Teklerde 23.77 metre uzunluğunda, 08,23 metre eninde; çiftlerde ise 10,97 metre eninde olan alanda icra edilen tenis, fiziksel ve mental gücün ön planda olduğu bir oyun. Tenis, yüz yılı aşkın sürede teknik ve hız olarak çok gelişti; raket teknolojisinin gelişimi, bu değişime büyük oranda ön ayak oldu.
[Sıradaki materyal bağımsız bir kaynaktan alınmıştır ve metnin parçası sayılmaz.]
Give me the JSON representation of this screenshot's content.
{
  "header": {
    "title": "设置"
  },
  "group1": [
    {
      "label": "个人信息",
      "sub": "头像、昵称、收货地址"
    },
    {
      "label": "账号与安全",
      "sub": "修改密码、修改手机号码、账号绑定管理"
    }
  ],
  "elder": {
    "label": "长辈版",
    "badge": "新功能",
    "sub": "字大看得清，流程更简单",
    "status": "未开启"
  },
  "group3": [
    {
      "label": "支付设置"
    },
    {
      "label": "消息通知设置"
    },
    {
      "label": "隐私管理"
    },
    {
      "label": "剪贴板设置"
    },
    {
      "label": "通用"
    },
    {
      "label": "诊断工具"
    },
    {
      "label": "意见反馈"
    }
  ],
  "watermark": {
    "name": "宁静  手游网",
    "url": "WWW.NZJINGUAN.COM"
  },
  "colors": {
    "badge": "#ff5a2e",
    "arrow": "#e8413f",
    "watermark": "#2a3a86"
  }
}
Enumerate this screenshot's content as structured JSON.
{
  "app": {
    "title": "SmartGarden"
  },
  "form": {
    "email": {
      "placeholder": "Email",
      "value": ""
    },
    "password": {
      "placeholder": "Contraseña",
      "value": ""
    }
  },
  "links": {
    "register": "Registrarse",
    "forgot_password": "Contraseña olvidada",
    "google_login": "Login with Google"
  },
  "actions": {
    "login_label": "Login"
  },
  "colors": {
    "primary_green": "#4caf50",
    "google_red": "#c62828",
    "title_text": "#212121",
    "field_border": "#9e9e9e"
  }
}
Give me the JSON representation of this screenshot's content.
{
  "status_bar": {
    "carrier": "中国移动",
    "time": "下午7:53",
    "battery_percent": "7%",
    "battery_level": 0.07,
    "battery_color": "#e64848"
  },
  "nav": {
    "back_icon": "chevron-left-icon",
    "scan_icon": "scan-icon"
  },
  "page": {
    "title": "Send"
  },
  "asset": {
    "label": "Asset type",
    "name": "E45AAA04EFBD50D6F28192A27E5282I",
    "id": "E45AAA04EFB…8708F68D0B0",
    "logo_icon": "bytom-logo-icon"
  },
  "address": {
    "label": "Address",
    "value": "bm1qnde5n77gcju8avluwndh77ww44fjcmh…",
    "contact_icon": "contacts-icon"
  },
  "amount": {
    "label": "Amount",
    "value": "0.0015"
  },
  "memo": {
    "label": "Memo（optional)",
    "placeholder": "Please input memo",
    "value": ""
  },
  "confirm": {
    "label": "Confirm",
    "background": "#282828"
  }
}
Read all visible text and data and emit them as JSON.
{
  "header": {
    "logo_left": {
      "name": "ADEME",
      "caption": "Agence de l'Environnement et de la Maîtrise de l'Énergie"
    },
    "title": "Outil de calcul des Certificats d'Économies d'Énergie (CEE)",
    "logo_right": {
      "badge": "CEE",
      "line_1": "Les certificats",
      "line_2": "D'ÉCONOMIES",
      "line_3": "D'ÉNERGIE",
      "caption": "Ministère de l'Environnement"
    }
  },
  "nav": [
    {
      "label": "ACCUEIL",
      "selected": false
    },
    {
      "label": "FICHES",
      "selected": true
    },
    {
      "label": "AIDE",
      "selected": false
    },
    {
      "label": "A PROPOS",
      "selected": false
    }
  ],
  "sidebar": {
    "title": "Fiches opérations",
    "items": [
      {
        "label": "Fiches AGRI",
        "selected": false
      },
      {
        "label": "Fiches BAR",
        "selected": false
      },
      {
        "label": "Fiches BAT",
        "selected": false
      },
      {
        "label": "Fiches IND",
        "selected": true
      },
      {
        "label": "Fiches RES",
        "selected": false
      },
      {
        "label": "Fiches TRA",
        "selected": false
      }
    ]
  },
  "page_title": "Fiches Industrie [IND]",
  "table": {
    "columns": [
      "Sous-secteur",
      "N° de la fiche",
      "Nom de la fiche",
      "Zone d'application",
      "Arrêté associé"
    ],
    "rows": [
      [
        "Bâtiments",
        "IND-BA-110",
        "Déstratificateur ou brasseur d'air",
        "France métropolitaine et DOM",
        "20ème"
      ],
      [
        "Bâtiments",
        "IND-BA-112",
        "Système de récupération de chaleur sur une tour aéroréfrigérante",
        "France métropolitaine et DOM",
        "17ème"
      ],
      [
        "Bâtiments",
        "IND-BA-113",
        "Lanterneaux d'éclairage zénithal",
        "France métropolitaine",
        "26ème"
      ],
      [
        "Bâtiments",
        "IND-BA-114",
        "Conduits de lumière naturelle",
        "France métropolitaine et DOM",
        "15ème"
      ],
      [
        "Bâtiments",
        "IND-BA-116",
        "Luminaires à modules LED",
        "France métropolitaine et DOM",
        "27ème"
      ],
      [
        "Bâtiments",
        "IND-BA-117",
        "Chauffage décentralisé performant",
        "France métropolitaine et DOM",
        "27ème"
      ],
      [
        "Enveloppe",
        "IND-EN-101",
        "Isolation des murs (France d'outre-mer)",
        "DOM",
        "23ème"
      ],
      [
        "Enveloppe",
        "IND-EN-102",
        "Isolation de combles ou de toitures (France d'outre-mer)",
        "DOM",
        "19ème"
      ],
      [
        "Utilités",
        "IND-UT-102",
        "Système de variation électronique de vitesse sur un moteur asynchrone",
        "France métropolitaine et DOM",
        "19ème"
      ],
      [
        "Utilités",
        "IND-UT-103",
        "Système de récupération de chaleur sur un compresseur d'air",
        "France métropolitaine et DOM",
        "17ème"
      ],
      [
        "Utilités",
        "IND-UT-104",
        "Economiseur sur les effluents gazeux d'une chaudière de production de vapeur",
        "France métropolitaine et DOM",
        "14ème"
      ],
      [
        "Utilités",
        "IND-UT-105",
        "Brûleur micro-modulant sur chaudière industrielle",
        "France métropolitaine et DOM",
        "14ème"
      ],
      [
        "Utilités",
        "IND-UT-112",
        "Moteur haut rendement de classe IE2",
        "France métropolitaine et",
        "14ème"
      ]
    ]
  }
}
Kortlarda tahta raket kullanımının yaygın olduğu dönemlerde continental (2 numaralı grip boğumu) tutuş ve tek el backhand tekniği yaygındı; 60’lı yıllardan itibaren çift el backhand kullanımı yaygınlaşmaya başladı. Kapalı forehand vuruşu ve servis vole oyunu revaçtaydı. 60’lı yılların sonlarında metalden üretilmiş raketlerin piyasaya sürülmesi, tenisi fiziksel olarak biraz daha hızlandırdı. Rakipten gelen sert topları daha hazırlıklı karşılamak için açık vuruş tekniğine geçildi, hata riskini azaltmak ve topa daha fazla dönüş (spin) hızı vermek için eastern forehand, semi western forehand ve western forehand gibi farklı tutuş disiplinleri kullanılmaya başlandı; modern teniste servis, vole ve slice (kesik vuruş) haricinde, continental tutuş artık kullanılmamaktadır.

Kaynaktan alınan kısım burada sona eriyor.